Like so many things related to marketing a firm, developing an effective knowledge management program is not linear nor uniform. No two knowledge management programs are the same and they shouldn’t be. The elements of a firm’s knowledge management program (I’m confident you’ll see more about that later this year on KAConnect.com; full-disclosure, KA is a client) are directly tied to the problems the firm is trying to solve. As a result, one firm may pick a selection of elements to solve their problems and another firm may pick a totally different selection. If anything, a knowledge management initiative looks more like a continuous collection of discrete problems the firm is trying to solve and less like a coordinated journey from one place to another.
6 – You can’t get a group of people (even with shared interests) asking questions and providing answers, at scale, until you validate and share.
There are a lot of reasons for a firm to care about community management, even if it hasn’t adopted a formal knowledge management agenda.
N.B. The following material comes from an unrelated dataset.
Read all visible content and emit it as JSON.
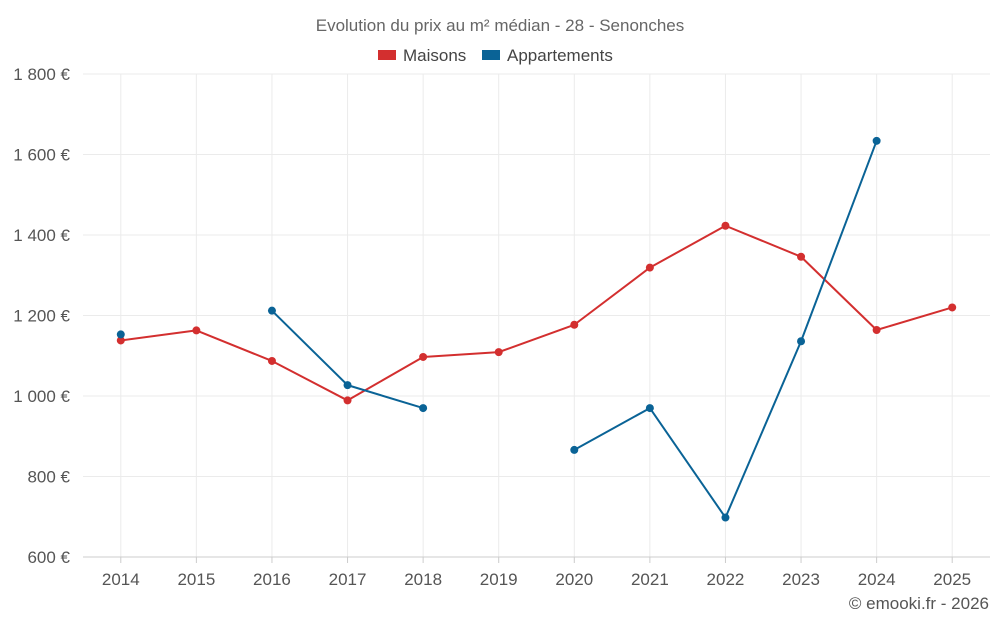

Maybe your firm is looking to activate a closed client LinkedIn Group or alumni community. Or, maybe you’re simply looking to improve communication and coordination between offices and disciplines. Either way, Rachel Happe’s “Working Out Loud Framework” is a great tool for making it happen. As co-founder of the Community Roundtable, Rachel works with a wide range of companies on building high performing communities (internal, external, offline and online). The Working Out Loud Framework provides a model to help you to seed a community and build it over time. Essentially, it says if we want to get a group of people, with shared interests, asking questions and answering them out loud, that we have to encourage them to modify their behaviors just a bit at a time. We do this, first by encouraging their participation and validating it when it occurs. And, second by creating structure and space for people to share. Once that trust is in place, people will be more likely to freely ask questions and share answers.
7 – Mistakes and mishaps are fundamental building blocks of a firm (and should be represented in its marketing).
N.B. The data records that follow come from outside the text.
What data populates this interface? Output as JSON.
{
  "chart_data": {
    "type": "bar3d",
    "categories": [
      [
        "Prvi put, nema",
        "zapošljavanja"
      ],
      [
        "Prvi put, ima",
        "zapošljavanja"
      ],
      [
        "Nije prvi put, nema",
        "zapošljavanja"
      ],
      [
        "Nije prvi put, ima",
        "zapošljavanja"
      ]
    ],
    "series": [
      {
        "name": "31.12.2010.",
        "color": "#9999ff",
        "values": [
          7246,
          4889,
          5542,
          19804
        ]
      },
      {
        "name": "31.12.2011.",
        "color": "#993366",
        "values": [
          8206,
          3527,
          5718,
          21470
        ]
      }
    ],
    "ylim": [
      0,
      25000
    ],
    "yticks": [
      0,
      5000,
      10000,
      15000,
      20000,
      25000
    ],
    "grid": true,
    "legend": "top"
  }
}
Collectively, we all know, that our best sources of learning are our mistakes. Most of our successes are quickly forgotten, but our mistakes stay with us for decades to come. Yet, in many corporate environments there’s often very little perceived space for mistakes to occur. In his opening remarks, Ed Hoffman shared one of the interesting cultural phenomenons of NASA when he said, “It’s a hard place to admit mistakes.” In order to break down this barrier, the organization embarked on a program to share mistakes. He enrolled senior leaders to share their stories via a blog called, My Best Mistake. By shining a spotlight on senior leaders and their mistakes, the organization is building a culture of reflective practitioners who are willing to share their stories and acknowledge mishaps.
One of the compelling aspects of a knowledge management program is that it helps to create organizational memory — to help a firm remember and learn from its mistakes so it doesn’t make the same mistakes over and over again. I heard more than a few firms call this, a desire to “fail forward.” For years, I’ve said this should be a fundamental element of a firm’s marketing efforts especially in their case stories. Clients know, and expect, that any complex project is going to have challenges and firms will make mistakes. What they really want to know is how your firm has responded to mistakes when they’ve occurred in the past. They want to know how those learnings will make you a better partner and a better advisor.
Closing Thoughts
There’s a sequential relationship between knowledge management and thought leadership. While they’re not the same, it’s pretty hard for a firm to be effective at sharing its ideas externally if it hasn’t built the muscle to do so internally. If yours is an AEC firm, and you’re at all interested in marketing with thought leadership, I’d highly recommend taking a good hard look at KA Connect 2017. I’m confident you won’t be disappointed.